Todos elegibles y todos electores: esta es la fórmula de la igualdad política, el ideal de la democracia, y sería el nuestro si en razón ó justicia todos tuvieran aptitud para ser elegidos y para elegir.
La política parece que es alguna cosa fácil que cualquiera puede saber, ó ciencia infusa congénita en los predestinados, ó misterioso conocimiento que se comunica al ungido con una credencial ó una acta por la voluntad del pueblo ó del rey.
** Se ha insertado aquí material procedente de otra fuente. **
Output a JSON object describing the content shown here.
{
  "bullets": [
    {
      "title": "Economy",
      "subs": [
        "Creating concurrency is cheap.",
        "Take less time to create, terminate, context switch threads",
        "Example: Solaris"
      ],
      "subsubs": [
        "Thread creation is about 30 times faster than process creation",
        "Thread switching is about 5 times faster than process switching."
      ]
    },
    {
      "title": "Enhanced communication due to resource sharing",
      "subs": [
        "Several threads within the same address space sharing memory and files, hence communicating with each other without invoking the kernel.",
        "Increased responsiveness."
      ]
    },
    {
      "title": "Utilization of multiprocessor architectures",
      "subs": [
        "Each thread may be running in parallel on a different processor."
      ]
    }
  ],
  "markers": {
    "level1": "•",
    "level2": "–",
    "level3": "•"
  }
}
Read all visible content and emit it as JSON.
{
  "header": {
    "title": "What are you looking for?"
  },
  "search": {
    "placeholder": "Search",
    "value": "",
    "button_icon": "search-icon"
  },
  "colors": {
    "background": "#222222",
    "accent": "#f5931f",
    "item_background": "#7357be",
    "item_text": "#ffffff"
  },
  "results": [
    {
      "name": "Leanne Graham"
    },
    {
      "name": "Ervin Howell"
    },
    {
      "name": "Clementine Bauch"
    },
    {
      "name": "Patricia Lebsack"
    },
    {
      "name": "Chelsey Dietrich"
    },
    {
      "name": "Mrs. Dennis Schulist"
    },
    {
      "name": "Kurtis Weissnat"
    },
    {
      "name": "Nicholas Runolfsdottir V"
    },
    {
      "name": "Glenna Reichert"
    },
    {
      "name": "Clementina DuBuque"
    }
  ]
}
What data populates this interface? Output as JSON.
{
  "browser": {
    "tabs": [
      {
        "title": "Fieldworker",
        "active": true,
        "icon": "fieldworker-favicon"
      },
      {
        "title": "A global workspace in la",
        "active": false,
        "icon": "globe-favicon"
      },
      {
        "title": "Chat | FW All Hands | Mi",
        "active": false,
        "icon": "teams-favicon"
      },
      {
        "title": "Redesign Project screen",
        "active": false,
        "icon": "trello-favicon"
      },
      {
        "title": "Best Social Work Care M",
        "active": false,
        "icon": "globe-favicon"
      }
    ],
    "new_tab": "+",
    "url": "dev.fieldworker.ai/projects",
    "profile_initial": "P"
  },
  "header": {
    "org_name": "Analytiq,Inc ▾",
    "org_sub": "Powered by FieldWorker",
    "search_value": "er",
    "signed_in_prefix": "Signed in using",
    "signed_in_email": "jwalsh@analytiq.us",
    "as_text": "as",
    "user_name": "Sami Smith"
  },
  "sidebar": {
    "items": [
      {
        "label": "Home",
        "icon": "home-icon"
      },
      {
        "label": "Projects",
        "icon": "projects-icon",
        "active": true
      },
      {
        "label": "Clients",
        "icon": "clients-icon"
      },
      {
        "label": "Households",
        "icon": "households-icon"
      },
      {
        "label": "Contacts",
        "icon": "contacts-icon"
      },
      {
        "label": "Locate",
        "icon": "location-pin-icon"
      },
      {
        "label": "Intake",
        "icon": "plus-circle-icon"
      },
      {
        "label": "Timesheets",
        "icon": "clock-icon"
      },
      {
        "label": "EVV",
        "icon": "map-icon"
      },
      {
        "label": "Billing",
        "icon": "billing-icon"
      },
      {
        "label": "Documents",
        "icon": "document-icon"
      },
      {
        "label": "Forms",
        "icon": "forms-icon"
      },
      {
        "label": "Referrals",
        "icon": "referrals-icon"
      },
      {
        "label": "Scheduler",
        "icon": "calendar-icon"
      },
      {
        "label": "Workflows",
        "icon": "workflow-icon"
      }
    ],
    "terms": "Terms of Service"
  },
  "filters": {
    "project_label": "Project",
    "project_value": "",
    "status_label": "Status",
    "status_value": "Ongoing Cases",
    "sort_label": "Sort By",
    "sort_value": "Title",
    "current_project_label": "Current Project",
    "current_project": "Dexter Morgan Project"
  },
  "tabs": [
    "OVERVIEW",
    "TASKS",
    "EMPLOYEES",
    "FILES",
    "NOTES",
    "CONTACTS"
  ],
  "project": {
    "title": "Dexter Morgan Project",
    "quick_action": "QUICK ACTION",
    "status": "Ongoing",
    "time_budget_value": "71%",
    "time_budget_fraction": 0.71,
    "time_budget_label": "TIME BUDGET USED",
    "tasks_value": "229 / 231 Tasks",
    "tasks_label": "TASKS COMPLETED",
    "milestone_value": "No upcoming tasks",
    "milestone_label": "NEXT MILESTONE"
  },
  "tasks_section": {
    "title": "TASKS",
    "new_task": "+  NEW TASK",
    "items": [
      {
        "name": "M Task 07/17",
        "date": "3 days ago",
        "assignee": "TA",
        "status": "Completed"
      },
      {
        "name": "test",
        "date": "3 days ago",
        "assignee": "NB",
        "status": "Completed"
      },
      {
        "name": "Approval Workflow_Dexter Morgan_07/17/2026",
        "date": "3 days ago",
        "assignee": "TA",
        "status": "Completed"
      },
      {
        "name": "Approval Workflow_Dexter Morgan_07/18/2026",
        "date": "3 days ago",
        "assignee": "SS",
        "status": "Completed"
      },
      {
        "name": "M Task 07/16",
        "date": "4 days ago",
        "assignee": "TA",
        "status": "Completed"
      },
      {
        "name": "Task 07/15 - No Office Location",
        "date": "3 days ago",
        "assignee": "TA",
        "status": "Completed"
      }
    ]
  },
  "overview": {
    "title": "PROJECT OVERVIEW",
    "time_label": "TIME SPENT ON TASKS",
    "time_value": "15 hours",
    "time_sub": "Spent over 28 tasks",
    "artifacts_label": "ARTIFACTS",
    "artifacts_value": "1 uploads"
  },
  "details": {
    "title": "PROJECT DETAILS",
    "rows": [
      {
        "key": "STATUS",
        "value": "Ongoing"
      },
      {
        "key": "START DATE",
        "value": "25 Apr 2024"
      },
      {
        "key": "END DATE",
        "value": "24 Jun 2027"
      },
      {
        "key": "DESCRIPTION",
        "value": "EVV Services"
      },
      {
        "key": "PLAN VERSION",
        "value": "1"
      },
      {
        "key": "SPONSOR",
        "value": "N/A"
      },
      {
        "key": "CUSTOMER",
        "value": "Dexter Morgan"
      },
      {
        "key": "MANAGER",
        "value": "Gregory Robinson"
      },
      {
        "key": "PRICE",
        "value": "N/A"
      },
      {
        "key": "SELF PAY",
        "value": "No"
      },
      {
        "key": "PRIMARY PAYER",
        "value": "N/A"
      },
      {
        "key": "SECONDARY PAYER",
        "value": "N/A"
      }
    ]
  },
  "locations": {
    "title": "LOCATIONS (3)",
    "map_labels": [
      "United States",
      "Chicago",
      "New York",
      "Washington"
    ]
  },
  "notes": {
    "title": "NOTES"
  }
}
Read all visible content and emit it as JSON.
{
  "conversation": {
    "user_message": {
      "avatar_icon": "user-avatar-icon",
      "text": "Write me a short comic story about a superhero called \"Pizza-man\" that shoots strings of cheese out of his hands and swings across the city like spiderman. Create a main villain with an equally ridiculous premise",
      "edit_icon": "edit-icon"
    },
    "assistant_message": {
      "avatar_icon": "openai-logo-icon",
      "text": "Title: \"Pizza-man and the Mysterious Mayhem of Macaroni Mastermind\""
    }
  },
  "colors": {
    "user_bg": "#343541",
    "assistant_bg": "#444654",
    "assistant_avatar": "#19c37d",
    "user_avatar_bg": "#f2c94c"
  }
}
No se proclama la igualdad para el ejercicio de ninguna profesión; con título ó sin él, se quiere que el médico sepa medicina, leyes el abogado, ciencias exactas, físicas y sus necesarias aplicaciones el ingeniero; no se permite que nadie sin estudios previos cure á una vaca ó á un caballo, y para poner la mano en las llagas sociales, para influir directa y poderosamente en la prosperidad, en la moralidad, en la honra de un país; para estar al frente de una provincia, de un centro directivo; para ser embajador, senador, ministro ó diputado, no se exige garantía alguna intelectual, ni moral, y sin ciencia y sin experiencia se administra, se gobierna y se manda.